Ao criptografar arquivos, o ransomware utiliza o algoritmo de criptografia de chave pública NTRUEncrypt, que suporta vários conjuntos de parâmetros que oferecem diferentes níveis de segurança.

O Bleeping Computer aponta que, um recurso interessante do RedAlert/N13V é a opção de linha de comando ‘-x’ que realiza teste de desempenho de criptografia assimétrica usando esses diferentes conjuntos de parâmetros NTRUEncrypt. No entanto, não está claro se existe uma maneira de forçar um determinado parâmetro definido ao criptografar e/ou se o ransomware selecionará um mais eficiente.

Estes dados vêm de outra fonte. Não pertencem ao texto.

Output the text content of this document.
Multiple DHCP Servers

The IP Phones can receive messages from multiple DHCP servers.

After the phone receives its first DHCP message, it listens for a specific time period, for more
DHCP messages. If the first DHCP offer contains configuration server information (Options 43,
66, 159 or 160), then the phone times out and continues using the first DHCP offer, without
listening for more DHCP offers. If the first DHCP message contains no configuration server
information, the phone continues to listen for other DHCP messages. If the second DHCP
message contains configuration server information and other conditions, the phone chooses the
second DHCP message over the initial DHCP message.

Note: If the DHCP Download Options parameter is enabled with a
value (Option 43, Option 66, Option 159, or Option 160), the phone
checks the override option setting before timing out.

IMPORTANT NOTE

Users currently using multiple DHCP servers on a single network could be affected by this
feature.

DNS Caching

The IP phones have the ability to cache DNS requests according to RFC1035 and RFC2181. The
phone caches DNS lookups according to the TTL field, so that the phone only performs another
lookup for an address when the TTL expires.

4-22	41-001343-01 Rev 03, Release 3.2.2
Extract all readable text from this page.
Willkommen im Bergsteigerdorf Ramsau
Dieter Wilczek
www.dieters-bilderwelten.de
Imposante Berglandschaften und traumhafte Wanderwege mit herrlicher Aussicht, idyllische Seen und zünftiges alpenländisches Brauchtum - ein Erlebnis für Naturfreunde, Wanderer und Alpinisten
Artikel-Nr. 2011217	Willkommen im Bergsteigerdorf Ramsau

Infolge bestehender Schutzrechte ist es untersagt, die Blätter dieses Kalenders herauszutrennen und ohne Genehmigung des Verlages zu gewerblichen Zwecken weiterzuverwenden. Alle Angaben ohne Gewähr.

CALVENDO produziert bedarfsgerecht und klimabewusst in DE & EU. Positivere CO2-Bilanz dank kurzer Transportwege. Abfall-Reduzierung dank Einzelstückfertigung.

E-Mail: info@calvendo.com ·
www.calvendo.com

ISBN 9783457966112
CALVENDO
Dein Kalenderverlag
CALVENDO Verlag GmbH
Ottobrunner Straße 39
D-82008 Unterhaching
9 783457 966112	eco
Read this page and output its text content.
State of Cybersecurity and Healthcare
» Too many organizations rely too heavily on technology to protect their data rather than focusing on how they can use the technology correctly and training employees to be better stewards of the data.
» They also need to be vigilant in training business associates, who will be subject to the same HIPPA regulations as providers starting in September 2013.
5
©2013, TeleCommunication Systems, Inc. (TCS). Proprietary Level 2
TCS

A única outra operação de ransomware conhecida por usar esse algoritmo de criptografia é o FiveHands.

Ação do ransomware

ransomware-redalert-mira-em-servidores-windows-e-linux-vmware-esxi

Ao criptografar arquivos, o ransomware terá como alvo apenas os arquivos associados às máquinas virtuais VMware ESXi, incluindo arquivos de log, arquivos de troca, discos virtuais e arquivos de memória, conforme listado abaixo.

.log
.vmdk
.vmem
.vswp
.vmsn

Na amostra analisada pelo BleepingComputer, o ransomware criptografaria esses tipos de arquivo e anexaria a extensão .crypt658  aos nomes dos arquivos criptografados.

Em cada pasta, o ransomware também criará uma nota de resgate personalizada chamada HOW_TO_RESTORE, que contém uma descrição dos dados roubados e um link para um site exclusivo de pagamento de resgate TOR para a vítima.

O RedAlert/N13V aceita apenas a criptomoeda Monero para pagamento, que não é comumente vendida nas exchanges de criptomoedas dos EUA porque é uma moeda de privacidade.

Embora apenas um criptografador do Linux tenha sido encontrado, o site de pagamento escondeu elementos que mostram que os descriptografadores do Windows também existem.

Quando uma vítima não paga um pedido de resgate, a gangue RedAlert publica dados roubados em seu site de vazamento de dados que qualquer um pode baixar.

Atualmente, o site de vazamento de dados RedAlert contém apenas os dados de uma organização, indicando que a operação é muito nova. Embora não tenha havido muita atividade com a nova operação de ransomware N13V/RedAlert, é uma que definitivamente precisaremos ficar de olho devido à sua funcionalidade avançada e suporte imediato para Linux e Windows.